The United Methodist Church, at its convention in Tampa, Fla., on Thursday, voted not to change long-contested wording in its book of laws and doctrines that calls homosexuality “incompatible with Christian teaching.”

The vote was 61 percent to 39 percent against the change to the church’s “Book of Discipline,” indicating little change to the deadlock on an issue the church has been debating for the last four decades. The delegates also defeated a compromise amendment proposed by the advocates of equality for gay members, which said that Methodists can agree to disagree on homosexuality and still live together as a church.

Now, there are multiple considerations here. First off, it is certainly a religious tenet that homosexuality is bad. That’s their religion, and if that’s what they believe, they shouldn’t change it. But certainly they can still be accepting of those who are they way, instead of blatantly stating that their lifestyle is “incompatible.” (I mean, when we think about it, is Christian teaching is also incompatible with cheating on your wife, war, and misleading your flock? Does it mean you should be bothering people at funerals when they put their loved ones to rest? I have to wonder what else is “incompatible” with Christian teaching.)

But second, I always got the impression the United Methodist Church, while not “okay okay” with homosexuality, was “okay” with it, at least in the toleration sense. That’s why I’m a bit surprised to see this sort of language. I always figured they just didn’t mind all that much about it.
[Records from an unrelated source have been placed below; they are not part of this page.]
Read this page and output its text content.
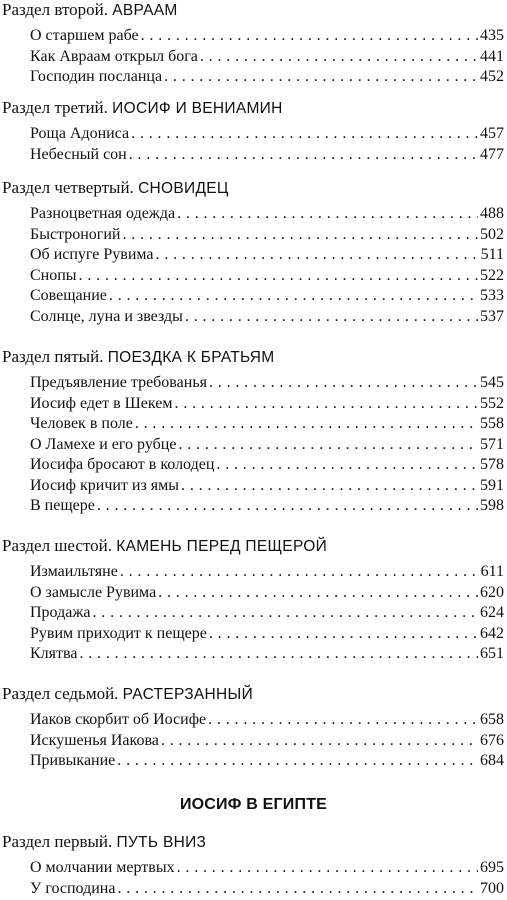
Раздел второй. АВРААМ
О старшем рабе . . .	435
Как Авраам открыл бога . . .	441
Господин посланца . . .	452
Раздел третий. ИОСИФ И ВЕНИАМИН
Роща Адониса . . .	457
Небесный сон . . .	477
Раздел четвертый. СНОВИДЕЦ
Разноцветная одежда . . .	488
Быстроногий . . .	502
Об испуге Рувима . . .	511
Снопы . . .	522
Совещание . . .	533
Солнце, луна и звезды . . .	537
Раздел пятый. ПОЕЗДКА К БРАТЬЯМ
Предъявление требованья . . .	545
Иосиф едет в Шекем . . .	552
Человек в поле . . .	558
О Ламехе и его рубце . . .	571
Иосифа бросают в колодец . . .	578
Иосиф кричит из ямы . . .	591
В пещере . . .	598
Раздел шестой. КАМЕНЬ ПЕРЕД ПЕЩЕРОЙ
Измаильтяне . . .	611
О замысле Рувима . . .	620
Продажа . . .	624
Рувим приходит к пещере . . .	642
Клятва . . .	651
Раздел седьмой. РАСТЕРЗАННЫЙ
Иаков скорбит об Иосифе . . .	658
Искушенья Иакова . . .	676
Привыкание . . .	684
ИОСИФ В ЕГИПТЕ
Раздел первый. ПУТЬ ВНИЗ
О молчании мертвых . . .	695
У господина . . .	700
This is also why, although Christians currently make up 78% of the US population, that they will basically dwindle away to nothing. People just don’t see homosexuality as an evil any more, which makes you wonder about the whole social constructionism of religion. If a religion gives way to something else that jives more with society, does that mean the previous religion was never the true way, or that the true way has changed, or what?

But this is why I’m an atheist. I’m not going to let some “General Conference” tell me what is or isn’t okay to think. (Though, technically speaking, that means I’m a “freethinker,” not necessarily an atheist. Though if there’s an “Atheist General Conference,” I’d like to hear about it.)